Er hat die entsprechenden Seiten in den Prospekten gezählt. Ungerecht sei das und aus Perspektive des Gesundheitsschutzes unsinnig. Gerade die kleinen Händler in Kleinstädten zu schließen, die ohnehin keine große Frequenz in den Läden hätten, mache keinen Sinn, wenn sich dafür die "Menschen durch die Discounter schieben".
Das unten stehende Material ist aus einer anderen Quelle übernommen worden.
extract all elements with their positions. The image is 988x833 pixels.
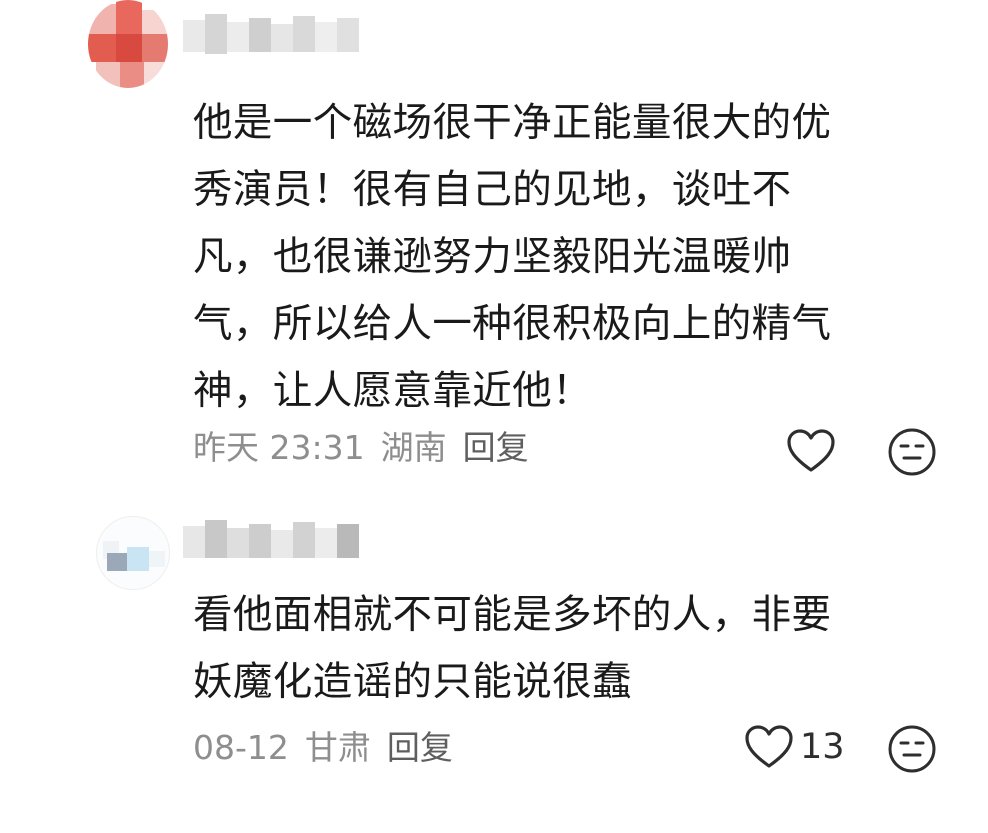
neutral-face-icon [888, 725, 936, 773]
comment-text: 看他面相就不可能是多坏的人，非要 妖魔化造谣的只能说很蠢 [193, 582, 883, 716]
comment-line: 神，让人愿意靠近他！ [193, 368, 592, 414]
avatar[interactable] [88, 0, 168, 88]
comment-line: 妖魔化造谣的只能说很蠢 [193, 659, 632, 705]
like-count: 13 [800, 727, 845, 767]
heart-outline-icon [787, 429, 835, 472]
comment-line: 秀演员！很有自己的见地，谈吐不 [193, 167, 792, 213]
comment-line: 他是一个磁场很干净正能量很大的优 [193, 100, 832, 146]
comment-meta: 昨天 23:31 湖南 回复 [193, 426, 529, 470]
neutral-face-icon [888, 428, 936, 476]
comment-text: 他是一个磁场很干净正能量很大的优 秀演员！很有自己的见地，谈吐不 凡，也很谦逊努… [193, 90, 883, 425]
comment-item: 看他面相就不可能是多坏的人，非要 妖魔化造谣的只能说很蠢 08-12 甘肃 回复… [0, 500, 988, 833]
comment-item: 他是一个磁场很干净正能量很大的优 秀演员！很有自己的见地，谈吐不 凡，也很谦逊努… [0, 0, 988, 500]
comment-line: 气，所以给人一种很积极向上的精气 [193, 301, 832, 347]
reply-button[interactable]: 回复 [387, 726, 453, 770]
comment-meta: 08-12 甘肃 回复 [193, 726, 453, 770]
username-blurred[interactable] [183, 516, 361, 562]
comment-location: 湖南 [380, 428, 447, 467]
like-button[interactable]: 13 [744, 724, 845, 770]
reply-button[interactable]: 回复 [463, 426, 529, 470]
comment-line: 凡，也很谦逊努力坚毅阳光温暖帅 [193, 234, 792, 280]
comment-date: 08-12 [193, 728, 289, 767]
comment-date: 昨天 23:31 [193, 428, 365, 467]
comment-line: 看他面相就不可能是多坏的人，非要 [193, 592, 832, 638]
comment-location: 甘肃 [304, 728, 371, 767]
avatar[interactable] [96, 516, 170, 590]
dislike-button[interactable] [887, 724, 937, 778]
like-button[interactable] [786, 428, 842, 474]
heart-outline-icon [745, 725, 793, 768]
dislike-button[interactable] [887, 427, 937, 481]
username-blurred[interactable] [183, 14, 361, 60]
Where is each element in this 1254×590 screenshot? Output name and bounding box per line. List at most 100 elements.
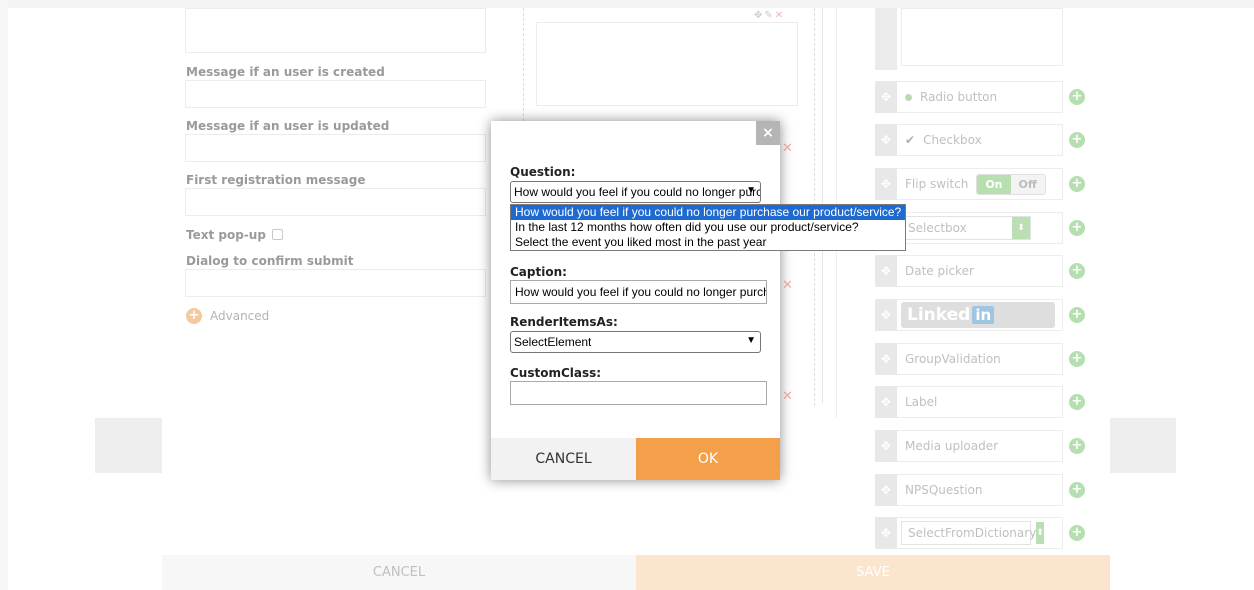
- switch-on: On: [977, 174, 1011, 194]
- dialog-confirm-field[interactable]: [185, 269, 486, 297]
- switch-off: Off: [1010, 174, 1045, 194]
- delete-icon[interactable]: ✕: [775, 10, 785, 21]
- close-icon[interactable]: ×: [756, 121, 780, 145]
- msg-created-field[interactable]: [185, 80, 486, 108]
- move-icon[interactable]: ✥: [875, 81, 897, 113]
- move-icon[interactable]: ✥: [875, 299, 897, 331]
- move-icon[interactable]: ✥: [875, 343, 897, 375]
- customclass-input[interactable]: [510, 381, 767, 405]
- palette-item-date-picker[interactable]: ✥ Date picker: [875, 255, 1063, 287]
- plus-circle-icon: +: [186, 308, 202, 324]
- palette-label: NPSQuestion: [905, 483, 983, 497]
- properties-dialog: × Question: How would you feel if you co…: [491, 121, 780, 480]
- palette-item-preview[interactable]: [875, 8, 1063, 70]
- radio-icon: [905, 93, 912, 101]
- question-label: Question:: [510, 165, 576, 179]
- add-linkedin-button[interactable]: +: [1069, 307, 1085, 323]
- palette-label: GroupValidation: [905, 352, 1001, 366]
- previous-field[interactable]: [185, 8, 486, 53]
- selectbox-preview: Selectbox ⬍: [901, 216, 1031, 240]
- cancel-button[interactable]: CANCEL: [162, 555, 636, 590]
- render-label: RenderItemsAs:: [510, 315, 618, 329]
- flip-switch-toggle: On Off: [976, 173, 1046, 195]
- caption-input[interactable]: How would you feel if you could no longe…: [510, 280, 767, 304]
- palette-label: Radio button: [920, 90, 998, 104]
- chevron-down-icon: ▼: [746, 185, 756, 196]
- msg-created-label: Message if an user is created: [186, 65, 385, 79]
- palette-item-select-from-dictionary[interactable]: ✥ SelectFromDictionary ⬍: [875, 517, 1063, 549]
- move-icon[interactable]: ✥: [875, 386, 897, 418]
- add-group-validation-button[interactable]: +: [1069, 351, 1085, 367]
- msg-updated-label: Message if an user is updated: [186, 119, 390, 133]
- palette-item-label[interactable]: ✥ Label: [875, 386, 1063, 418]
- element-tools: ✥✎✕: [754, 10, 785, 21]
- palette-label: Selectbox: [908, 221, 967, 235]
- pencil-icon[interactable]: ✎: [764, 10, 774, 21]
- left-edge: [0, 0, 8, 590]
- palette-item-flip-switch[interactable]: ✥ Flip switch On Off: [875, 168, 1063, 200]
- palette-item-group-validation[interactable]: ✥ GroupValidation: [875, 343, 1063, 375]
- first-reg-field[interactable]: [185, 188, 486, 216]
- text-popup-row: Text pop-up: [186, 228, 283, 242]
- palette-label: Date picker: [905, 264, 974, 278]
- palette-label: Media uploader: [905, 439, 999, 453]
- palette-label: Label: [905, 395, 938, 409]
- move-icon[interactable]: ✥: [875, 474, 897, 506]
- question-select[interactable]: How would you feel if you could no longe…: [510, 181, 761, 203]
- palette-item-checkbox[interactable]: ✥ ✔ Checkbox: [875, 124, 1063, 156]
- palette-item-linkedin[interactable]: ✥ Linked in: [875, 299, 1063, 331]
- check-icon: ✔: [905, 133, 916, 147]
- dropdown-option[interactable]: How would you feel if you could no longe…: [511, 205, 905, 220]
- add-label-button[interactable]: +: [1069, 394, 1085, 410]
- add-select-from-dictionary-button[interactable]: +: [1069, 525, 1085, 541]
- move-icon[interactable]: ✥: [875, 255, 897, 287]
- first-reg-label: First registration message: [186, 173, 366, 187]
- msg-updated-field[interactable]: [185, 134, 486, 162]
- add-flip-switch-button[interactable]: +: [1069, 176, 1085, 192]
- palette-label: Flip switch: [905, 177, 969, 191]
- caption-input-value: How would you feel if you could no longe…: [515, 285, 766, 299]
- move-icon[interactable]: ✥: [875, 517, 897, 549]
- linkedin-text: Linked: [907, 305, 971, 325]
- add-checkbox-button[interactable]: +: [1069, 132, 1085, 148]
- add-date-picker-button[interactable]: +: [1069, 263, 1085, 279]
- updown-icon: ⬍: [1036, 522, 1044, 544]
- palette-label: Checkbox: [923, 133, 982, 147]
- palette-preview-box: [901, 8, 1063, 66]
- dropdown-option[interactable]: Select the event you liked most in the p…: [511, 235, 905, 250]
- linkedin-logo: Linked in: [901, 302, 1055, 328]
- text-popup-label: Text pop-up: [186, 228, 266, 242]
- drag-handle[interactable]: [875, 8, 897, 70]
- palette-item-media-uploader[interactable]: ✥ Media uploader: [875, 430, 1063, 462]
- caption-label: Caption:: [510, 265, 567, 279]
- save-button[interactable]: SAVE: [636, 555, 1110, 590]
- palette-label: SelectFromDictionary: [908, 526, 1037, 540]
- move-icon[interactable]: ✥: [754, 10, 764, 21]
- form-element-preview[interactable]: [536, 22, 798, 106]
- delete-icon[interactable]: ✕: [782, 141, 793, 156]
- render-select-value: SelectElement: [514, 335, 592, 349]
- customclass-label: CustomClass:: [510, 366, 602, 380]
- dropdown-option[interactable]: In the last 12 months how often did you …: [511, 220, 905, 235]
- delete-icon[interactable]: ✕: [782, 389, 793, 404]
- add-radio-button[interactable]: +: [1069, 89, 1085, 105]
- add-media-uploader-button[interactable]: +: [1069, 438, 1085, 454]
- question-dropdown-list: How would you feel if you could no longe…: [510, 204, 906, 251]
- add-selectbox-button[interactable]: +: [1069, 220, 1085, 236]
- palette-item-radio[interactable]: ✥ Radio button: [875, 81, 1063, 113]
- dialog-ok-button[interactable]: OK: [636, 438, 780, 480]
- palette-item-nps-question[interactable]: ✥ NPSQuestion: [875, 474, 1063, 506]
- move-icon[interactable]: ✥: [875, 430, 897, 462]
- add-nps-question-button[interactable]: +: [1069, 482, 1085, 498]
- dialog-cancel-button[interactable]: CANCEL: [491, 438, 636, 480]
- text-popup-checkbox[interactable]: [271, 229, 283, 240]
- linkedin-in: in: [972, 306, 995, 324]
- render-select[interactable]: SelectElement ▼: [510, 331, 761, 353]
- delete-icon[interactable]: ✕: [782, 278, 793, 293]
- move-icon[interactable]: ✥: [875, 168, 897, 200]
- chevron-down-icon: ▼: [746, 335, 756, 346]
- question-select-value: How would you feel if you could no longe…: [514, 185, 761, 199]
- dialog-confirm-label: Dialog to confirm submit: [186, 254, 354, 268]
- move-icon[interactable]: ✥: [875, 124, 897, 156]
- advanced-toggle[interactable]: + Advanced: [186, 308, 269, 324]
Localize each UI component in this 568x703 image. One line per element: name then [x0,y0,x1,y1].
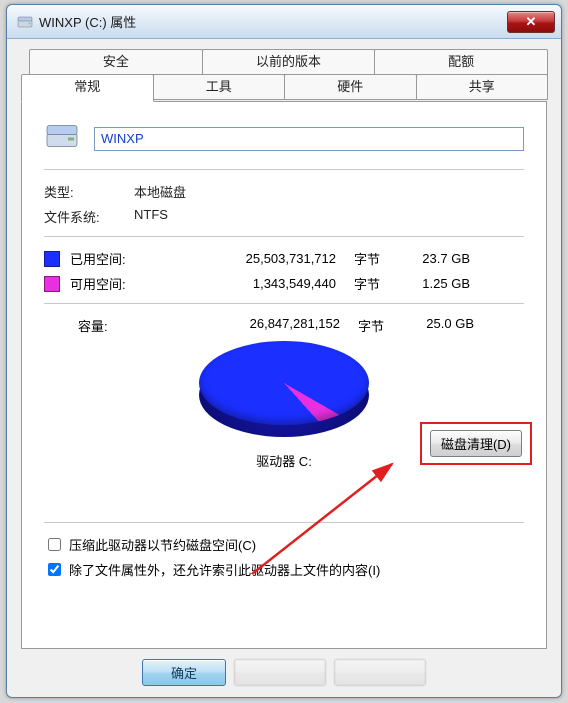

Er hätte sich "mehr Professionalität der verantwortlichen Politiker" gewünscht. Das Hin und Her kann er nicht nachvollziehen, die sich ständig ändernden Regeln. Wechselnde Vorschriften zum Maskentragen, die anfangs fehlenden Kapazitäten bei Schnelltests, wieder neue Vorgaben zu Inzidenzwerten, ständig verschobene Termin für mögliche Öffnungen, kurzfristige Veränderungen und dann wieder die Rücknahme der Maßnahmen, all das verunsichere die Menschen.

Kein Coronaleugner

Er sei kein Coronaleugner, betont Heckel. Hygieneregeln einzuhalten, zum Schutz der Mitarbeiter, sei ihm auch im Rathaus sehr wichtig. Doch die Arbeit der Regierung sieht er sehr kritisch. "Ich habe das Gefühl, die große Politik ist nicht Herr der Lage." Für ihn braucht es eine Perspektive für die Händler, auch für Gastronomie und die anderen betroffenen Branchen.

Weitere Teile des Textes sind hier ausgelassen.